The light against the transparent prints provided a stark contrast to the subject’s environments and accentuated highlights and shadows that would otherwise remain flat. Mirrors reflecting blazing rays of sunlight, seeing bare feet adorned by flip-flops, and the surrounding environments of each subject, Anading does a superb job at making the viewer believe this could in fact be anywhere in the world. The faceless subjects were not only anonymous but where their faces once were became a meditative focal point. These subjects become ethereal beings thus forcing the imagination to wonder and the anonymity becomes a meditation. There is a revealing in the unrevealing. In a visual and figurative sense, Anading removes the subject’s gaze to serve as an interpretation of what transcendence may look like. There is a sense of wonder and mystery to the subjects’ lives as the viewer fixates on the light.
On the opposite end of universals, Bunoan’s work looks at the concept of death and our connection to the past. In her work, Passage: The Blanket Project (2007), the performative and sculptural work was created while Bunoan was living in Pashupati, Nepal. Living with the sick and elderly, she found materiality to be the least of residents’ concerns and worries. Allison Harding, co-curator for the exhibition, reflects on Passage by noting on the object itself, “Once symbols of warmth, comfort, and rest, the blankets in Passage signify the bodies they covered. Partly memento mori and partly the artist’s farewell to Nepal, the documentation of Bunoan’s work from a single afternoon reminds us that after death, traces of us may remain”.
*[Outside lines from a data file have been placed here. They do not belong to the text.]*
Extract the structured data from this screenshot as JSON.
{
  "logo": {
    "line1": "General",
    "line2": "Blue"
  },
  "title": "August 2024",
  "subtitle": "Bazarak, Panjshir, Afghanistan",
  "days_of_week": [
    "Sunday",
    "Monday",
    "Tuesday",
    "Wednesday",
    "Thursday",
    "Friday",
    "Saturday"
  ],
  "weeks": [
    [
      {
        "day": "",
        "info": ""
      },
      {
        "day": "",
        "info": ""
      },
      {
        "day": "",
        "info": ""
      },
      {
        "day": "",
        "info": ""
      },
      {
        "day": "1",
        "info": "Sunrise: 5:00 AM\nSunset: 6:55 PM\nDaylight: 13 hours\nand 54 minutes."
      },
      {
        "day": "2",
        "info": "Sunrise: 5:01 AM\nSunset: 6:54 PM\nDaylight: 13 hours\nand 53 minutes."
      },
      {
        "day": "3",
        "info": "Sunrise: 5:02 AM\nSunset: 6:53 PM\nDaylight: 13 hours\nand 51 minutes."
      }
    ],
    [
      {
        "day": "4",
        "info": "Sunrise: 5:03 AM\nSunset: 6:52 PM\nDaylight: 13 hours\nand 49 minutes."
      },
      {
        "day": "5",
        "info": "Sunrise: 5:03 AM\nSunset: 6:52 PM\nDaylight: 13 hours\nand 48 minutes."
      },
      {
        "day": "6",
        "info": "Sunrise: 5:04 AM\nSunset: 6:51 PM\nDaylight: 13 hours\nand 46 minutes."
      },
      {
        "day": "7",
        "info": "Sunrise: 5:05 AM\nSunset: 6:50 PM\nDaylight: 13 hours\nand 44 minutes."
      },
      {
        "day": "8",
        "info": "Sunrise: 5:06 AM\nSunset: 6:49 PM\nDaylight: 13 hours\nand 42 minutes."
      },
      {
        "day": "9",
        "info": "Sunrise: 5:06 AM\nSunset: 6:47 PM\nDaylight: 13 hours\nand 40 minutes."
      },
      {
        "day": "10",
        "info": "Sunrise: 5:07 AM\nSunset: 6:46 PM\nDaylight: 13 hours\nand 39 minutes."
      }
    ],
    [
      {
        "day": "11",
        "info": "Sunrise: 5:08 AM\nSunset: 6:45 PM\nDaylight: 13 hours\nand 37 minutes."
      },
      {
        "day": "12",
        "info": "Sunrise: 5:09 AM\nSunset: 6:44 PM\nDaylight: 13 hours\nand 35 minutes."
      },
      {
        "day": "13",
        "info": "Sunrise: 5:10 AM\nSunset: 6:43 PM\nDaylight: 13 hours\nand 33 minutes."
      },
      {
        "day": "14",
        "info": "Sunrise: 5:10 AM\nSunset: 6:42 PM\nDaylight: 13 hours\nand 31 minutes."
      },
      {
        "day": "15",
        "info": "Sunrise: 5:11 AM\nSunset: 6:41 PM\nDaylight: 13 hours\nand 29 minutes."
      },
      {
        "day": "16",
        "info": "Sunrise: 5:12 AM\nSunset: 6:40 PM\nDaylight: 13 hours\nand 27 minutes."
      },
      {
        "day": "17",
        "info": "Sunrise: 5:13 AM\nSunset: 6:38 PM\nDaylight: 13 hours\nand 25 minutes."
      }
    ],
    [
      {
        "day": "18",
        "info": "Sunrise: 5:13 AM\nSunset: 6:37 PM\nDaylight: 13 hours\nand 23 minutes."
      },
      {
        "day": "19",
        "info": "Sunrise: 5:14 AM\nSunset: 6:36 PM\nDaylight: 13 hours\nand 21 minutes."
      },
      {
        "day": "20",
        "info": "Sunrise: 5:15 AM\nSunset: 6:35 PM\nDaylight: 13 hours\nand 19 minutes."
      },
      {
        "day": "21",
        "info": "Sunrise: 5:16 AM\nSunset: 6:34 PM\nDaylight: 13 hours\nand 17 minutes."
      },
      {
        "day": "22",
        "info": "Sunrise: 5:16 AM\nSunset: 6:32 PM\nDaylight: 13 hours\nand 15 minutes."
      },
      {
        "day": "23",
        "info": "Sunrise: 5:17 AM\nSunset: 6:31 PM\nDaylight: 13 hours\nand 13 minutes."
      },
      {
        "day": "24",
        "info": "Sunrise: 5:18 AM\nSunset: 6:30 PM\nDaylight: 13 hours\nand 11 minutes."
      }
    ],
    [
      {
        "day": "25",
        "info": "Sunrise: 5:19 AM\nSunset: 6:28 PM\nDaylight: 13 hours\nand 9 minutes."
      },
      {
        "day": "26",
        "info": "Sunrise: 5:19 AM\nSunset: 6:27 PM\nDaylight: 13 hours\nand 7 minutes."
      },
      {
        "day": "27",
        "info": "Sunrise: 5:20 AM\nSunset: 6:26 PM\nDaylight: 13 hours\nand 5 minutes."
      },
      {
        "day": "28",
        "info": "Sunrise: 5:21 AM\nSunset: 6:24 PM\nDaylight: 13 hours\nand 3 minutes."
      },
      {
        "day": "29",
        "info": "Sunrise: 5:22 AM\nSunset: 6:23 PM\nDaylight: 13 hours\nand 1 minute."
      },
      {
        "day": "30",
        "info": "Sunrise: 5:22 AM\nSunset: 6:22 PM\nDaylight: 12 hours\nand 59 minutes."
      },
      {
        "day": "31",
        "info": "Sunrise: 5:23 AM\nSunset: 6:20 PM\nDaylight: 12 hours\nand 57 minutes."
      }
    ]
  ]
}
In viewing photographs of the Nepalese residents engaging in performative gesture resulting in a sculptural piece that bears a striking resemblance to a casket, the viewer can easily see that much of Bunoan’s work relies heavily on the senses and community. Each rolled up blanket becomes a composite entity, which seems to be a metaphor for the multi-faceted human being, a community, and the interconnectedness of humankind on a global scale. The ceremonial nature of the work serves to remind the viewer that physical remnants prevent us from being wholly detached from spirituality or one another.
The work of Poklong Anading and Ringo Bunoan fit perfectly in this exhibition in that each set of works extrapolates the enigmatic nature of spirituality, life, and death. Regardless of a viewer’s beliefs, there is something inherent in the pieces that transcend the physical human experience. As humans constantly struggle to understand ourselves, Anading and Bunoan provide us with visual representations of the intangible because the art provides yet more extraordinary explanations to ideas we so desperately try to wrangle and comprehend yet consistently elude us.